Deloitte notes that blockchain may only be an attractive solution if multiple parties who cannot rely on third parties as the “arbiters of truth” are accessing a shared repository and they need to trust that every transaction is valid.
“Like every technology, blockchain has limitations and is not suited for application to all scenarios.”
If these transactions require enhanced security to maintain the integrity of the system, and the transactions are designed to transfer value or verify changes to datasets, then the blockchain may be appropriate.
“Implementation also requires selection of a blockchain protocol – the underlying blockchain technology and framework that guides the structure of the blockchain and development of applications,” Deloitte continued.
“Platforms such as Ethereum provide the ability to create decentralized applications built on top of blockchain architecture; it is a leading blockchain protocol for both permissioned and permissionless blockchain development.
MedRec, the project initiated by Beth Israel Deaconess, uses Ethereum to create and manage its smart contracts and cryptography requirements.
Hyperledger is another option, Deloitte says. This alternative is an open source infrastructure created by the Linux Foundation, which aims to develop a blockchain platform that could be used in the corporate setting.
“The choice of blockchain protocol is important, because it will influence the range of possible applications and the number of users participating on the network,” the paper added.
The costs of developing and operating a blockchain-powered healthcare network are currently unknown, several of the submissions acknowledged.
While the open-source nature of blockchain, along with its inherent standardization, may be significantly less expensive than previous investments in the fragmented and proprietary health IT options currently available, there are few successful examples of blockchain-based projects just yet.

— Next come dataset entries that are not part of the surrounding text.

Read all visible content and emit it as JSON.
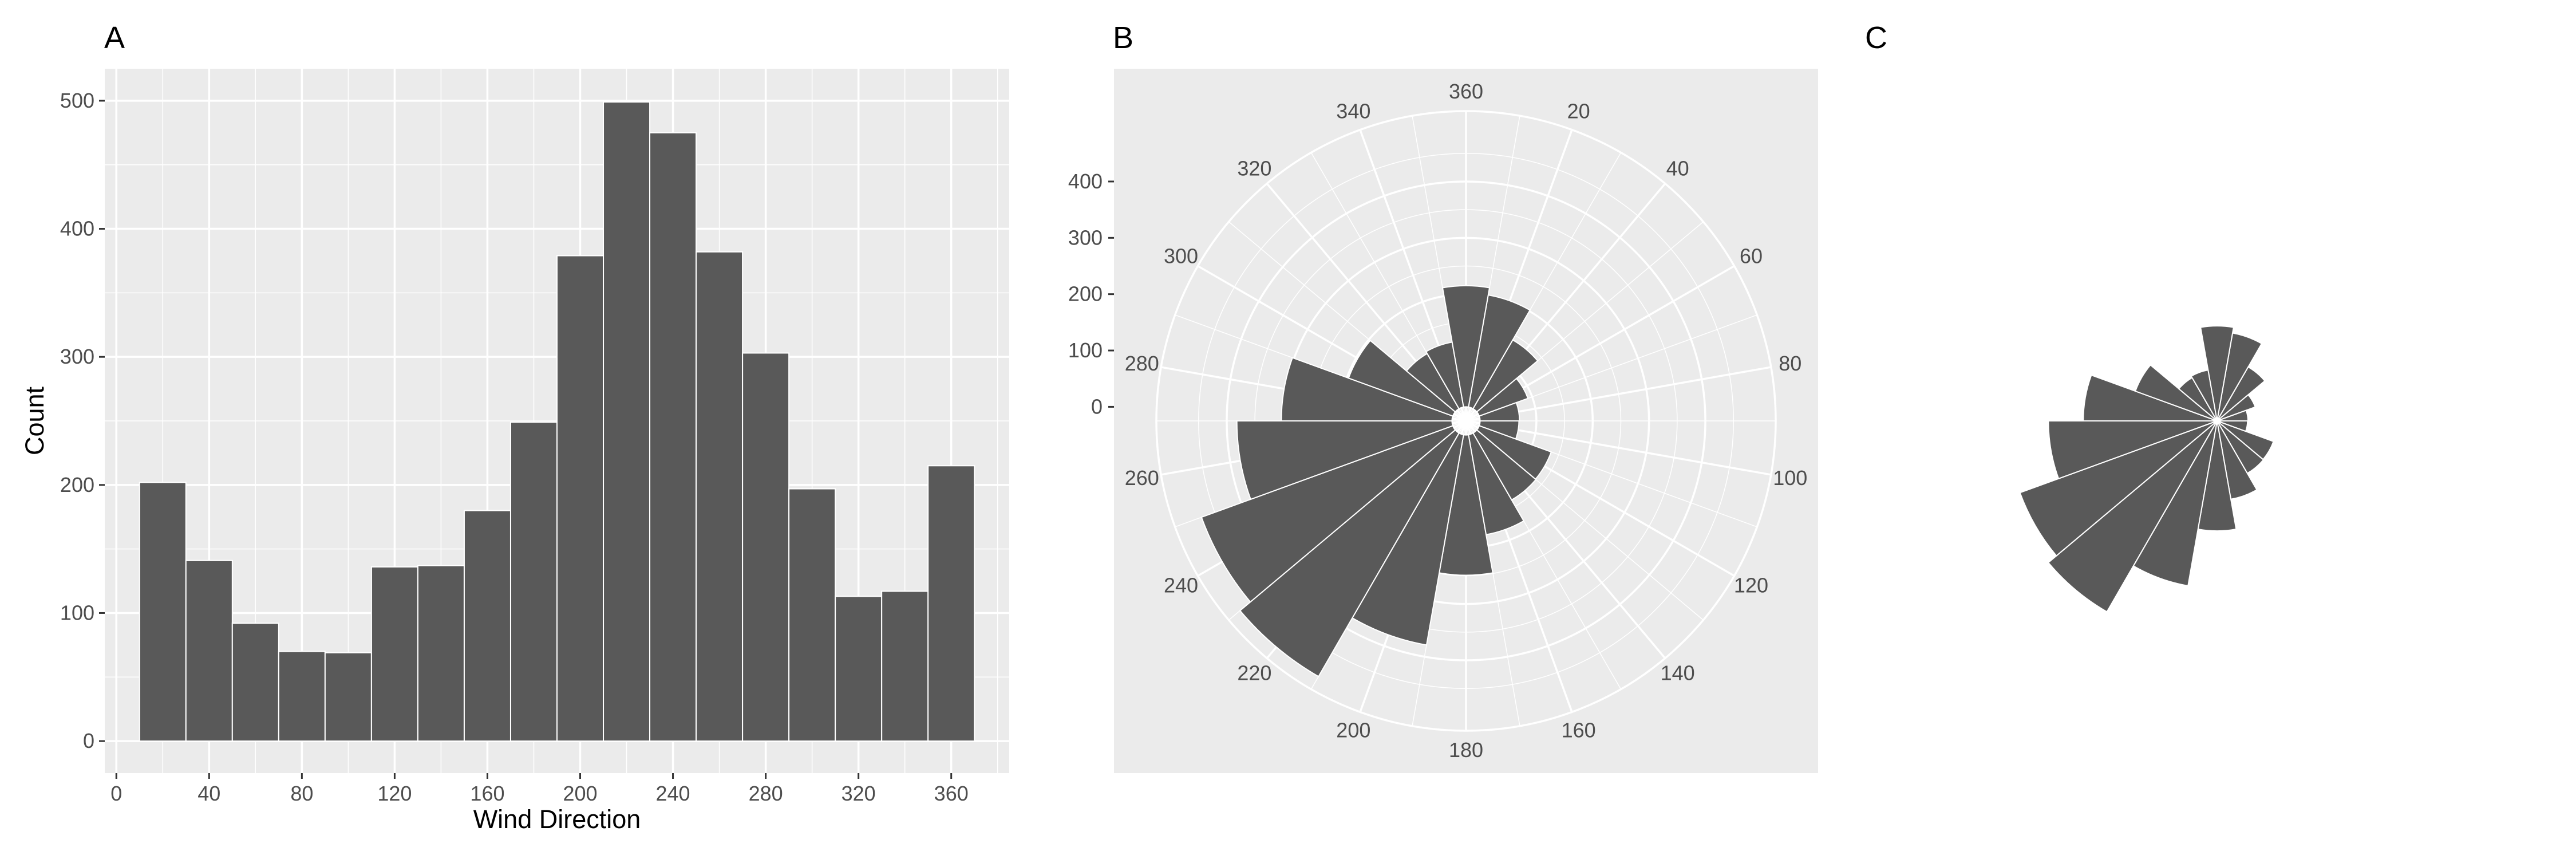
{
  "panels": {
    "a": "A",
    "b": "B",
    "c": "C"
  },
  "chart_data": [
    {
      "panel": "A",
      "type": "bar",
      "xlabel": "Wind Direction",
      "ylabel": "Count",
      "x": [
        20,
        40,
        60,
        80,
        100,
        120,
        140,
        160,
        180,
        200,
        220,
        240,
        260,
        280,
        300,
        320,
        340,
        360
      ],
      "values": [
        202,
        141,
        92,
        70,
        69,
        136,
        137,
        180,
        249,
        379,
        499,
        475,
        382,
        303,
        197,
        113,
        117,
        215
      ],
      "bin_width": 20,
      "xlim": [
        -5,
        385
      ],
      "ylim": [
        -25,
        525
      ],
      "xticks": [
        "0",
        "40",
        "80",
        "120",
        "160",
        "200",
        "240",
        "280",
        "320",
        "360"
      ],
      "yticks": [
        "0",
        "100",
        "200",
        "300",
        "400",
        "500"
      ],
      "grid": true
    },
    {
      "panel": "B",
      "type": "bar",
      "projection": "polar",
      "x": [
        20,
        40,
        60,
        80,
        100,
        120,
        140,
        160,
        180,
        200,
        220,
        240,
        260,
        280,
        300,
        320,
        340,
        360
      ],
      "values": [
        202,
        141,
        92,
        70,
        69,
        136,
        137,
        180,
        249,
        379,
        499,
        475,
        382,
        303,
        197,
        113,
        117,
        215
      ],
      "bin_width": 20,
      "theta_ticks": [
        "20",
        "40",
        "60",
        "80",
        "100",
        "120",
        "140",
        "160",
        "180",
        "200",
        "220",
        "240",
        "260",
        "280",
        "300",
        "320",
        "340",
        "360"
      ],
      "r_ticks": [
        "0",
        "100",
        "200",
        "300",
        "400"
      ],
      "rlim": [
        -25,
        525
      ],
      "grid": true
    },
    {
      "panel": "C",
      "type": "bar",
      "projection": "polar",
      "x": [
        20,
        40,
        60,
        80,
        100,
        120,
        140,
        160,
        180,
        200,
        220,
        240,
        260,
        280,
        300,
        320,
        340,
        360
      ],
      "values": [
        202,
        141,
        92,
        70,
        69,
        136,
        137,
        180,
        249,
        379,
        499,
        475,
        382,
        303,
        197,
        113,
        117,
        215
      ],
      "bin_width": 20,
      "grid": false
    }
  ]
}
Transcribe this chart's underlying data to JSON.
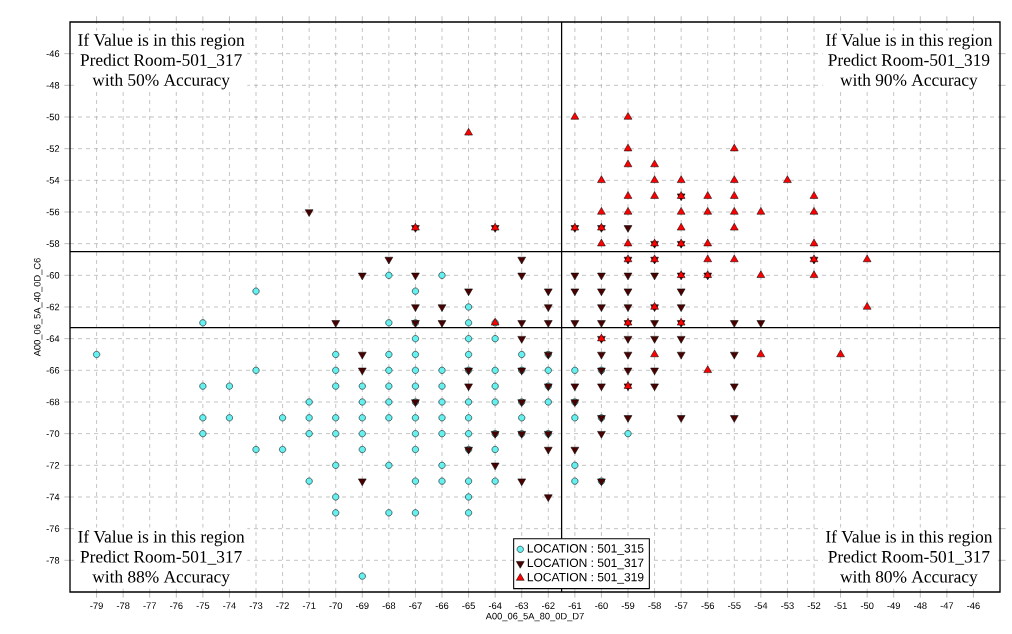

There is also no regulation that addresses the unique properties of blockchain data exchange, and there isn’t likely to be much movement on that front in the near future. After all, the ONC admittedly knew very little about even the basic principles of blockchain before initiating the informational contest, and the industry is still struggling to understand its fundamental big data needs under the traditional method of data generation and exchange.
Blockchain may be an intriguing promise for enabling the trusted, seamlessly interoperable big data environment of the future, but healthcare providers and technology developers will need to think long and hard about how to apply this promising approach to real-life situations, and will no doubt find more questions than answers as they do so.